Bendal: Commuters to the DC area have one of the longest travel times on average of anywhere in the US; up to 90 minutes one way. That means commuters are coming from western PA and WV to work in DC, places that got hit really hard by this snowfall.


People have to commute to DC because living in DC means you are either making around 100k or willing to live in a run down mouse infested apartment house.

"Hey come live in DC where 'cheap' rent is only $900 a month without utilities!"
Meanwhile minimum wage in the area is 7.25 with most DC area workers making in the $10~14 range.  Lets see, so you make around $1500 per month.  $900 goes to rent $150 goes to gas and electric.  Leaving you with $450 per month for every other expense you may run across (bus/subway fare, food, clothing, etc).  Hopefully you didn't get sick and lose out on a three or four days worth of pay.
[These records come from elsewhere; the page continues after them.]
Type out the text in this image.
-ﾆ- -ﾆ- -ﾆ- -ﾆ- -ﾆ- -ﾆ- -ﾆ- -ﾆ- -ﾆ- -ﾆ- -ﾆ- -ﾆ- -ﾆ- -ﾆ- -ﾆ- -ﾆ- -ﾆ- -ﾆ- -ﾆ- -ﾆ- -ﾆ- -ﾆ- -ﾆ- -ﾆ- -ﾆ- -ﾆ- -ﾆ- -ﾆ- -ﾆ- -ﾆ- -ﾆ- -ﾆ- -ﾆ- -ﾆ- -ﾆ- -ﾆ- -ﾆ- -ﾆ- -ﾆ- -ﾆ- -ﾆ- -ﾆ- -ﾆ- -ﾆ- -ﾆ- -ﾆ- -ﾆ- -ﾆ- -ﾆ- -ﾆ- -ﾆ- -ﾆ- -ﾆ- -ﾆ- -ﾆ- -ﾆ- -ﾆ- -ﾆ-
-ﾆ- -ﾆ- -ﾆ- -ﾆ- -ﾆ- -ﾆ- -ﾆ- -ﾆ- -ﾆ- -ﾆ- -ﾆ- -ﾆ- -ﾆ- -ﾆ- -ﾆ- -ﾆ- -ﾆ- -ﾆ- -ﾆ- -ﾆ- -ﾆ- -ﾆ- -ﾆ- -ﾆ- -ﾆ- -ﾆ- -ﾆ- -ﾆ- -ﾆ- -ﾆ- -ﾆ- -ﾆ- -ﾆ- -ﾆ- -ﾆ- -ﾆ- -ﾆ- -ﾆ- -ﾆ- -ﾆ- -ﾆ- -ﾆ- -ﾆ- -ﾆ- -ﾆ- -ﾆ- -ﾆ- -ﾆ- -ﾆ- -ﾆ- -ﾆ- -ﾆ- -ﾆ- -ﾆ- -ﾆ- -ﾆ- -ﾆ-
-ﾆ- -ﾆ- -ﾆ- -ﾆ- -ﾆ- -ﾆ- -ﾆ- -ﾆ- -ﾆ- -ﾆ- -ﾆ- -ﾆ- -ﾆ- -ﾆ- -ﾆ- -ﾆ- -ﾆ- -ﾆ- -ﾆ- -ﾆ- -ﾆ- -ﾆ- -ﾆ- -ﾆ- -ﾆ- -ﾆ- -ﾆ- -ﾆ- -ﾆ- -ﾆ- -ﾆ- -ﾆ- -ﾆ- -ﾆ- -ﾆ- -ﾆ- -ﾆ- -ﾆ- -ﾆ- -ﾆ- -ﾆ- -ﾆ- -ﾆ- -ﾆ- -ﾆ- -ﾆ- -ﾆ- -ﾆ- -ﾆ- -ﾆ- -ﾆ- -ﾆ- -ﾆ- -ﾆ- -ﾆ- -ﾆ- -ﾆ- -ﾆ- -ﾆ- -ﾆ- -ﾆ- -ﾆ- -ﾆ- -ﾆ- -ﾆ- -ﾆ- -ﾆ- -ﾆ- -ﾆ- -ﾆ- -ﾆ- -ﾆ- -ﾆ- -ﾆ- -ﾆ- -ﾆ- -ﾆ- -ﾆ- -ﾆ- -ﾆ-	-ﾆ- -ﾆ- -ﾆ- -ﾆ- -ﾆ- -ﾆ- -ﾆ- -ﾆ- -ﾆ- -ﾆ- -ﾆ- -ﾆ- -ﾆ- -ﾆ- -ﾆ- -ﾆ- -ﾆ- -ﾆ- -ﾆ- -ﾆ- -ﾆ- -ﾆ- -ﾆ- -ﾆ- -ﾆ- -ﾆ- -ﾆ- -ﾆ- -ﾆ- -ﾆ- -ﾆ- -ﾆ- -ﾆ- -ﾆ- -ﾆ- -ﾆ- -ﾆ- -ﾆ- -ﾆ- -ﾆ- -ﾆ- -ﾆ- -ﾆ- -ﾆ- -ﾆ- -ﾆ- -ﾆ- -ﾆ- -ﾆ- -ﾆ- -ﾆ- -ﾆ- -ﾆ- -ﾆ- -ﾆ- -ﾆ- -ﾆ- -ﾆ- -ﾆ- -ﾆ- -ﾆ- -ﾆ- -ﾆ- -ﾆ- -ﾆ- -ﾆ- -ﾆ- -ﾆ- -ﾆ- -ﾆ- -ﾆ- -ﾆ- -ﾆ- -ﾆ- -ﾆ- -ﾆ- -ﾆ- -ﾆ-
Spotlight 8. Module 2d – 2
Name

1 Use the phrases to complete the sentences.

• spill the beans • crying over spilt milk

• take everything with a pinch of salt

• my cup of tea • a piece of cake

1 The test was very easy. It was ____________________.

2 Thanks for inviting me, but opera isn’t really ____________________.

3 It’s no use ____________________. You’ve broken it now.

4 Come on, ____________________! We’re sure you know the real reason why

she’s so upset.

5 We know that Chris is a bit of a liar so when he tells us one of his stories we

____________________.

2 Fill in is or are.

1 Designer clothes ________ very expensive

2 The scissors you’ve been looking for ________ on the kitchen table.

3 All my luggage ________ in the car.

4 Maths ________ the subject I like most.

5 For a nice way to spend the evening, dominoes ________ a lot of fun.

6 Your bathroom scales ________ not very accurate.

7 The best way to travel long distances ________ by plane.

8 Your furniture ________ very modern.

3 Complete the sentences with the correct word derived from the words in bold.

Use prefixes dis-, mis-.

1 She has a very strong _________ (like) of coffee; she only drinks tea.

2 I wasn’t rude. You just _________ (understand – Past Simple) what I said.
Meanwhile you can get a house in West Virginia for around 100k.  Have a mortgage of 700~750 dollars and not have to rent. I think the choice is clear for many people.  Rent for 900 or own for 700.
2013-03-07 12:45:43 PM
1 votes:

tenpoundsofcheese: SurfaceTension: Three, I'm willing to bet that payroll employees and most IT folks are considered non-essential, yet the essential folks would be none too happy to see those non-essentials leave.

I am willing to bet that the payroll process is automated and people get their checks like clockwork with any intervention from "payroll employees".
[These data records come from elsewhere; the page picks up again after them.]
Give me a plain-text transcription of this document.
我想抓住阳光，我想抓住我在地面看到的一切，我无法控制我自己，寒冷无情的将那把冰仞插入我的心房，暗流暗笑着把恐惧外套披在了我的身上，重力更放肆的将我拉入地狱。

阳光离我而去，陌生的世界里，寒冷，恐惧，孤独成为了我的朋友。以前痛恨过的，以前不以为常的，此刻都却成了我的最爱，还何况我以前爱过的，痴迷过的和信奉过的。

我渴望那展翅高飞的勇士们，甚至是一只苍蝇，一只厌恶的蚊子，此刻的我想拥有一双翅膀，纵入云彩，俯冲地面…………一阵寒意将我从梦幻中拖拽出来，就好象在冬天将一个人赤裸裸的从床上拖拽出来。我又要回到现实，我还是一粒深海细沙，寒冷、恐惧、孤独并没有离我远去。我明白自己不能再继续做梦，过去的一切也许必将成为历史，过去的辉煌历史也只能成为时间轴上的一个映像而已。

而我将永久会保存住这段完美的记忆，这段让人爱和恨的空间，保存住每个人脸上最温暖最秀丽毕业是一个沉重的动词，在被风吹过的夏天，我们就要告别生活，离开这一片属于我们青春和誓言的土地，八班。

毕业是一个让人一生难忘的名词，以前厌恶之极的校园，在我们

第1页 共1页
I'm willing to bet that you don't have the first clue whether your speculation is anywhere close to accurate. Opinions based on unknown facts are invalid.
2013-03-07 12:43:32 PM
1 votes:
Go suck on a Luger, subby.
2013-03-07 12:35:34 PM
1 votes:
You could layoff 80% of these layabouts and there'd be no discernible impact on the government's already piss-poor productivity levels. But no, budget cuts will RELEASE DANGEROUS ILLEGALS and CAUSE DELAYS WHEN YOU TRY TO FLY and other scary stuff the New York Times can print in large type.
2013-03-07 12:24:26 PM
1 votes:
We got 8-12 inches, and we're only about 90 miles from DC as the crow flies. And we weren't at the edge of the storm effects. People much closer got plenty. So I'm giving the forecasters a pass.
2013-03-07 12:17:08 PM
1 votes:
There are a lot of non-essential employees, but it might better to lose them to attrition and just not backfill their positions than to try to cut them all at once. Shoving a bunch of otherwise unemployable government workers into the work force is just going to make things worse for everyone else.
2013-03-07 11:48:20 AM
1 votes:
How about the national weather service needs to get their shiat together and stop crying wolf every time a storm comes through.